Considerate se questa è una donna
senza capelli e senza nome,
senza più forza di ricordare,
vuoti gli occhi e freddo il grembo
come una rana d’inverno.
Meditate che questo è stato:
vi comando queste parole.
Scolpitele nel vostro cuore,
stando in casa andando per via,
coricandovi alzandovi;
ripetetele ai vostri figli.
O vi si sfaccia la casa,
la malattia vi impedisca
i vostri nati torcano il viso da voi.

Se questo è un uomo: riassunto libro


PRIMO LEVI SE QUESTO E' UN UOMO: COMMENTO E ANALISI

Primo Levi è nato a Torino nel 1919 e dopo essersi laureato è stato catturato dai nazisti nel 1944 e successivamente è stato deportato nel campo di concentramento di Auschwitz.
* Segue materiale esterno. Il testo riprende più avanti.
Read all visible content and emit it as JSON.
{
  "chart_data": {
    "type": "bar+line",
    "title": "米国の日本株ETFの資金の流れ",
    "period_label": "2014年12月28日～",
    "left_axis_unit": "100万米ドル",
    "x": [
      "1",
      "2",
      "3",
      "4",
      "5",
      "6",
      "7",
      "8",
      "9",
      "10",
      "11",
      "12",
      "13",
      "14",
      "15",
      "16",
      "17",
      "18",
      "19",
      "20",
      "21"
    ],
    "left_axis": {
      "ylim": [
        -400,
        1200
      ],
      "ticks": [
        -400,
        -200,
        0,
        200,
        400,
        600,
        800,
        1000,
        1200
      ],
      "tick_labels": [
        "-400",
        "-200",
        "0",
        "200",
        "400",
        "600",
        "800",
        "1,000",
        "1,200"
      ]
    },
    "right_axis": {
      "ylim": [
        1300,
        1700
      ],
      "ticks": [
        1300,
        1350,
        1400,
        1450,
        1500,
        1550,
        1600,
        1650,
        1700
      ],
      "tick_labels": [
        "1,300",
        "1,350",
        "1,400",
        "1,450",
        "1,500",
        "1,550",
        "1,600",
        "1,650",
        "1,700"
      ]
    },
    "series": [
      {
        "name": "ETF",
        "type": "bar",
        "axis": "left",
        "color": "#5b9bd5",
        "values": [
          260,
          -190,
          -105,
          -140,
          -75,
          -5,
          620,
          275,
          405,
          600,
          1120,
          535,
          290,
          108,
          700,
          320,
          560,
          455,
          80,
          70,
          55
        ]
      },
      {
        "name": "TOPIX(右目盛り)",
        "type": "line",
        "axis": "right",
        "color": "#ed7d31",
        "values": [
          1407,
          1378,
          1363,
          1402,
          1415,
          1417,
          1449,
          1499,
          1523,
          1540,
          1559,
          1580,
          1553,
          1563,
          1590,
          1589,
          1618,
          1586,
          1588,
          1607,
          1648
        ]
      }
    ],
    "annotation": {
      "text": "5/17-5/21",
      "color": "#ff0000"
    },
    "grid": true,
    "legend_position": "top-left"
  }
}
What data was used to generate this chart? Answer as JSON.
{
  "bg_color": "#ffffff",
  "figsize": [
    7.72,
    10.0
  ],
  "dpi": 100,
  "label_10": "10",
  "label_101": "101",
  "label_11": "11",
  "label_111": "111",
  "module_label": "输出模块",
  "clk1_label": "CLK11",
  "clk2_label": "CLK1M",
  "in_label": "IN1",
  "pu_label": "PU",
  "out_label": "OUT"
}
Dopo un lungo viaggio arriva in campo, viene spogliato di tutti i suoi averi, i suoi capelli vengono rasati e per essere riconosciuto i nazisti gli viene tatuano sul suo braccio il numero 174 517. Da quel momento il poeta ha perso ogni suo diritto e viene costretto a lavorare come se fosse uno schiavo, o un animale.
Esprime il suo odio e il suo disprezzo nei confronti di questo fenomeno con una poesia:”Se questo è un uomo”( o anche shemà che significa “ascolta”.)
La sua poesia si può dividere in tre parti.
Nella prima comincia nominando le persone a cui sono dirette le sue parole e cioè a noi che siamo sicuri nelle nostre case tiepide e che una volta tornati a casa troviamo il cibo caldo in tavola e le persone amiche o i familiari.
Ci invita poi a riflettere chiedendo se si può considerare un uomo una persona che lavora nel fango, che non conosce un attimo di tregua, che lotta ogni giorno per un pezzo di pane e la cui vita è sospesa tra un semplice sì o di un semplice No.

Se questo è un uomo di Primo Levi: riassunto


SE QUESTO E' UN UOMO: CONSIDERAZIONI PERSONALI

Lo stesso paragone lo fa poi per una donna; chiede se così si può considerare una persona senza capelli, senza nome, senza più neanche la forza di ricordare, con gli occhi vuoti, senza espressione e che non più procreare, sia per le condizioni fisiche che per la poca voglia e paragona questa donna ad una rana d’inverno.
Chiede poi di pensare a quello che accaduto e comanda di imprimere queste parole nel cuore e di ripeterle in ogni momento ai figli.
A questo punto, vi è la parte più cruda, in cui Primo Levi lancia una “maledizione”: scrive che se queste parole non fossero state tramandate ai figli, sarebbe crollata la casa, sarebbe arrivata la malattia, e i figli avrebbero storto il viso ogni volta che ci guarderanno.